It was the Industrial Revolution which bifurcated the World into two
distinctive parts. The Rich Countries and the Poor Countries. The rich countries
are consisted of US, UK, France, Germany and Australia etc. Where the incomes,
outputs, and employment levels rose sharply. Whereas the poor countries are
consisted of Pakistan, India, Bangladesh and so many from Latin America and
Africa. They have poor levels of income, employment and production. They have
very poor standard of living. The literacy rates in the poor counties are very
low. The basic needs like food, health and shelter are provided to the masses in
very lower amounts.
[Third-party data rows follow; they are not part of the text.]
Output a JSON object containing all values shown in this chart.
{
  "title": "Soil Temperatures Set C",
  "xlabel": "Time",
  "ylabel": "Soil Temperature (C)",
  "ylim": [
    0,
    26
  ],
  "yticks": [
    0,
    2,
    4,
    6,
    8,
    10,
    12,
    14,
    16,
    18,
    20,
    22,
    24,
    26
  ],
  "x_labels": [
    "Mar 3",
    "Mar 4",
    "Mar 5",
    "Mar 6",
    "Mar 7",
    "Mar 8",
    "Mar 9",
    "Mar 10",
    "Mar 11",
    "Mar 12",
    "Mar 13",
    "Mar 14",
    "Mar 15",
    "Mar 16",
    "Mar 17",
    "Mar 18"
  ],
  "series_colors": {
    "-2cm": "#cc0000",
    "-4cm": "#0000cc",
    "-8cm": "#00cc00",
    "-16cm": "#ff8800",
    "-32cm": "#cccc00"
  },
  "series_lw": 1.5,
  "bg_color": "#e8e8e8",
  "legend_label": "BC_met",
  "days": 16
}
Accordingly, one comes across the heavy flow of diseases,
miseries and troubles in case of poor countries commonly known as "Developing
Countries, Underdeveloped Countries, Less-developed Countries and Third World
Countries".
All the poor countries are not alike.
Therefore, the economists and policy makers classify the developing countries.
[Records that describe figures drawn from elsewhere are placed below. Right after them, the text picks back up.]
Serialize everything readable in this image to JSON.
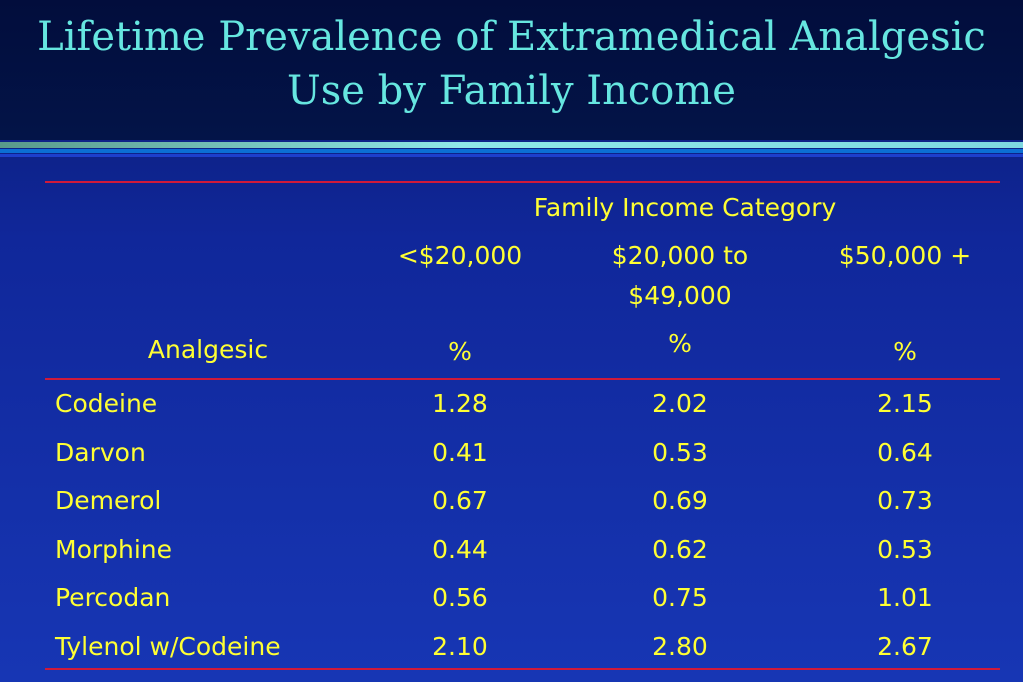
{
  "title": "Lifetime Prevalence of Extramedical Analgesic Use by Family Income",
  "table": {
    "group_header": "Family Income Category",
    "columns": [
      "<$20,000",
      "$20,000 to $49,000",
      "$50,000 +"
    ],
    "row_header_label": "Analgesic",
    "units": [
      "%",
      "%",
      "%"
    ],
    "rows": [
      {
        "name": "Codeine",
        "values": [
          "1.28",
          "2.02",
          "2.15"
        ]
      },
      {
        "name": "Darvon",
        "values": [
          "0.41",
          "0.53",
          "0.64"
        ]
      },
      {
        "name": "Demerol",
        "values": [
          "0.67",
          "0.69",
          "0.73"
        ]
      },
      {
        "name": "Morphine",
        "values": [
          "0.44",
          "0.62",
          "0.53"
        ]
      },
      {
        "name": "Percodan",
        "values": [
          "0.56",
          "0.75",
          "1.01"
        ]
      },
      {
        "name": "Tylenol w/Codeine",
        "values": [
          "2.10",
          "2.80",
          "2.67"
        ]
      }
    ]
  },
  "colors": {
    "title": "#66e6e0",
    "text": "#ffff33",
    "rule": "#d01a3a",
    "background": "#10279a"
  }
}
Despite certain dissimilarities, the Third World countries have a lot of common
characteristics.
Definition and
Explanation of Developing World:
In connection with defining the developing
countries, a very common method is that of "Per Capita Income". So many
international agencies like Organization of Economic Co-operation and
Development ( OECD) and United Nations (UN) classify the countries on the basis
of their economic position. But it is the World Bank (WB) which adopts its
Atlas method to define the development level of a country.
The World Development
Report (2002) where the WB included all of its members and all those countries
whose population was more than 30,000, the classification of the economies was
made on the basis of per capita gross national income (GNI) for the year 2000. It classified the economies amongst Low Income Countries (LIC),
Lower-Middle Income Countries (LMC), Upper-Middle Income Countries (UMC), and
High-Middle Income Countries (HMC), which are the countries with OECD and
certain other countries.
The LICs are those countries whose per capita GNI in
2000 was $755 or its below.
The LMCs and those countries whose per capita GNI
was in between $756 to $2995.
The UMCs are those countries whoso per capita GNI
was $2996 to $9265.
The HMCs are those countries whose per capita GNI
in 2004 was $9266 and above.
Sometimes a distinction is made between high income and middle income
countries. As some of them have made remarkable progress in the field of
manufacturing and they are given the name of Newly Industrialized Countries (NICs). Again, a classification is made regarding developing countries on the
basis of International debts. According to WB, the classification of developing
countries can be made on the basis of Severely Indebted, Moderately Indebted and
Less Indebted countries. Whereas the United Nations Development Program (UNDP)
ranks the countries on the basis of Human Development Index which is constructed
on the basis of education and health standards.